Luckily for the world of distributed computing systems, systems and databases engineers are clever and they came up with a new type of database system that requires different characteristics to enable flexibility and scalability (albeit partially sacrificing consistency). These opposing characteristics are cleverly captured in the acronym BASE:
- Basically Available: The system is guaranteed to be available for querying by all users (without isolating queries). It achieves this by using a highly distributed approach to database management. Instead of maintaining a single large data store and focusing on the fault tolerance of that store, BASE databases spread data across many storage systems with a high degree of replication. In the unlikely event that a failure disrupts access to a segment of data, this does not necessarily result in a complete database outage.
- Soft State: The values stored in the system may change because of the eventual consistency model, as described in the next bullet. In the BASE model data consistency is the developer’s problem and should not be handled by the database.

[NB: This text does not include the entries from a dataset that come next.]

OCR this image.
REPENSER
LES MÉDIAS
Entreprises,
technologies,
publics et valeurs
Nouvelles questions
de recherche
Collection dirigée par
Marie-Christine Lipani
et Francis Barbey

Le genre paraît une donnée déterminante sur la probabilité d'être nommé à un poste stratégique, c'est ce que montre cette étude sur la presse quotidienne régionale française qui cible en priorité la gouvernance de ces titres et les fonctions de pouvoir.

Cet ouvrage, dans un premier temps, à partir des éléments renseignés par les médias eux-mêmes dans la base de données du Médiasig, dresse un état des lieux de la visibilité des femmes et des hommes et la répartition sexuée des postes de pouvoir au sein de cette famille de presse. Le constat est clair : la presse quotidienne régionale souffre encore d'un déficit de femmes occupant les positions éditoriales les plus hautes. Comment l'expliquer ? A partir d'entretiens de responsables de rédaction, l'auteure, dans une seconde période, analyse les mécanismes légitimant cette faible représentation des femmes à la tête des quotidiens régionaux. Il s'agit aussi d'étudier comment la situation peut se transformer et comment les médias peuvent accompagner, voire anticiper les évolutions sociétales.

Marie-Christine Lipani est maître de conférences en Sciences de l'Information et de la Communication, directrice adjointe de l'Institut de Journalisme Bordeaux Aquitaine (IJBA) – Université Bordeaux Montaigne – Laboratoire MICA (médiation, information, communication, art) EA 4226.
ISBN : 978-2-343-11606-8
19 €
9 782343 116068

- Eventually Consistent: As data is added to the system, the system’s state is gradually replicated across all nodes. For example, in Hadoop, when a file is written to the HDFS, the replicas of the data blocks are created in different data nodes after the original data blocks have been written. Again, during the short period of time before all updated blocks are replicated, the state of the file system isn’t consistent. It will not always happen but users should know that it might.
Whereas ACID is pessimistic and forces consistency at the end of every operation, BASE is optimistic and accepts that the database consistency will be in a state of flux. Although this sounds impossible to cope with, in reality it is quite manageable and leads to levels of scalability that cannot be obtained with ACID.
By sacrificing Permanent Consistency in favor of Eventual Consistency developers enable Horizontal Scalability. That is, because we do not need to maintain 100% consistency at all times, we can distribute the query load among many small nodes instead of using a single, very large (and expensive) server. This also improves availability since even if a few nodes fail, the rest of them can process the queries (maybe a bit slower but without making the system fail).
ACID systems tend to scale worse than BASE systems both from complexity and from performance points of view, but their trade-offs of consistency and availability are less polarized (i.e., a higher level of both concepts can be reached).
BASE systems usually avoid joins and most have no need of a schema (maybe not a key factor, since a majority of cases actually uses it). Typically, they get a burst in throughput by not performing too many check operations during the inserts or updates. On the other side, they usually set a strong trade-off between consistency and availability. Developers must achieve consistency by using other tools, such as client-side checks or similar tools.
Scaling systems to dramatic transaction rates requires a new way of thinking about managing resources. The traditional transactional models are problematic when loads need to be spread across a large number of components. Decoupling the operations and performing them in turn provides for improved availability and scale at the cost of consistency. BASE provides a model for thinking about this decoupling.
It’s harder to develop software in the fault-tolerant and data-inconsistent BASE world compared to the fastidious ACID world, but Brewer’s CAP theorem says you have no choice if you want to scale up. as Brewer points out, there is a continuum between ACID and BASE systems. You can decide how close you want to be to one end of the continuum or the other according to your priorities (and how much money you have to implement it).